Conversely, the PSNI may do nothing with the archive. If that happens, McIntyre tells me, “the British government decides it is too politically sensitive – not least for what may be revealed about their own knowledge and activities – to bring forward any criminal prosecution. Loyalist reaction to this will be, predictably, outrage. They will hardly accept, especially given the lengths that the British are going to obtain this material, that it was worthless.”
Clearly, either outcome could set off the tinderbox — and the two journalists who created the project have, since 2011, been consumed with preventing the potential unraveling of Northern Ireland’s peace process.
They’ve also rushed to protect what they correctly perceive as an erosion of journalistic freedoms enshrined by the First Amendment here in the U.S. More on this latter point shortly.
Anthony McIntyre and Ed Maloney began their protracted legal battle with prosecutor Ortiz after Boston College refused to appeal a lower court’s decision that the DOJ’s grab at the archives was legitimate. The two men found support from the ACLU of Massachusetts, the Reporters Committee for Freedom of the Press, and the Irish American Coalition, all of which added amicus briefs to the case.
After two years of overturned appeals, McIntyre and Maloney finally kicked the case up to the Supreme Court – only to have the High Court refuse to hear it last week.
With that final blow, every legal avenue is now exhausted.
This leaves only a political redress through a newly-minted Secretary of State John Kerry who, before taking the new post this year, served on the Senate Foreign Relations Committee. In a January 2012 letter to former Secretary of State Hillary Clinton, Kerry expressed concern “about the impact that [the subpoena] may have on the continued success of the Northern Ireland peace process.”
Senator Kerry added: “It is possible that some former parties to the conflict may perceive the effort by the U.K. authorities to obtain this information as contravening the spirit of the Good Friday Accords.”
As noted earlier, the DOJ’s actions most certainly violate the spirit, if not the letter, of the U.S. – U.K. Mutual Legal Assistance Treaty.

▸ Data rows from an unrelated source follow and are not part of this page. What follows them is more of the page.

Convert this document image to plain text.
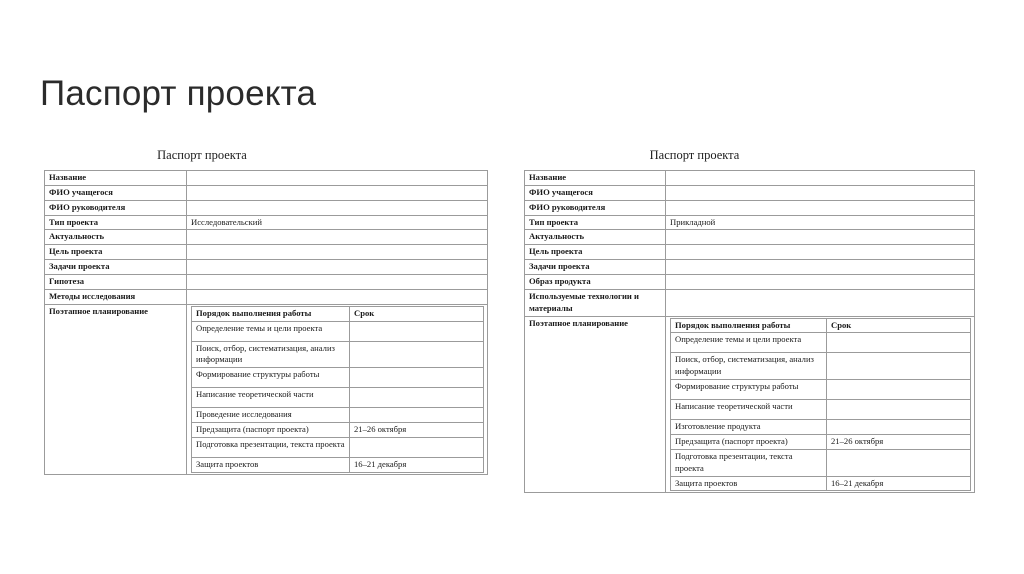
Паспорт проекта
Паспорт проекта
Название	
ФИО учащегося	
ФИО руководителя	
Тип проекта	Исследовательский
Актуальность	
Цель проекта	
Задачи проекта	
Гипотеза	
Методы исследования	
Поэтапное планирование		Порядок выполнения работы	Срок
Определение темы и цели проекта	
Поиск, отбор, систематизация, анализ информации	
Формирование структуры работы	
Написание теоретической части	
Проведение исследования	
Предзащита (паспорт проекта)	21–26 октября
Подготовка презентации, текста проекта	
Защита проектов	16–21 декабря
Паспорт проекта
Название	
ФИО учащегося	
ФИО руководителя	
Тип проекта	Прикладной
Актуальность	
Цель проекта	
Задачи проекта	
Образ продукта	
Используемые технологии и материалы	
Поэтапное планирование		Порядок выполнения работы	Срок
Определение темы и цели проекта	
Поиск, отбор, систематизация, анализ информации	
Формирование структуры работы	
Написание теоретической части	
Изготовление продукта	
Предзащита (паспорт проекта)	21–26 октября
Подготовка презентации, текста проекта	
Защита проектов	16–21 декабря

In a report submitted by Senator Richard Luger in September 2006, Luger states:
“The Senate’s understanding [is] that the purpose of the Treaty is to strengthen law enforcement cooperation between the United States and the United Kingdom by modernizing the extradition process for all serious offenses and that it is not intended to reopen issues addressed in the Belfast Agreement or to impede any further efforts to resolve the conflict in Northern Ireland.”
Kerry and Luger were not alone in their concern.
New York Senator Charles Schumer expressed consternation that the DOJ’s subpoena not only threatened to destroy a fragile peace across the Atlantic, but that it targeted freedom of the press. In a letter sent to both Secretary of State Clinton and Attorney General Eric Holder, Schumer stated:
“There are significant issues of journalistic confidentiality and academic freedom that are called into question as a result of this legal maneuver that make it dubious…I have always been a champion of protecting sensitive source material that is gathered by researchers – journalists and academics alike—and I am concerned that this action presents an infringement on that underpinning of the First Amendment.”
One need only look at the DOJ’s dogged pursuit of activists, such as the late Aaron Swartz, to see how far the Justice Department will go to score wins in court. It is not a stretch to believe they could use subpoenas to violate journalist-source confidentiality in future cases.
With over 100 similar bilateral assistance treaties between the U.S. and other countries in existence today, the threat this subpoena poses may have far-reaching – and unimaginable – consequences for international political movements, freedom of dissent and our own First Amendment.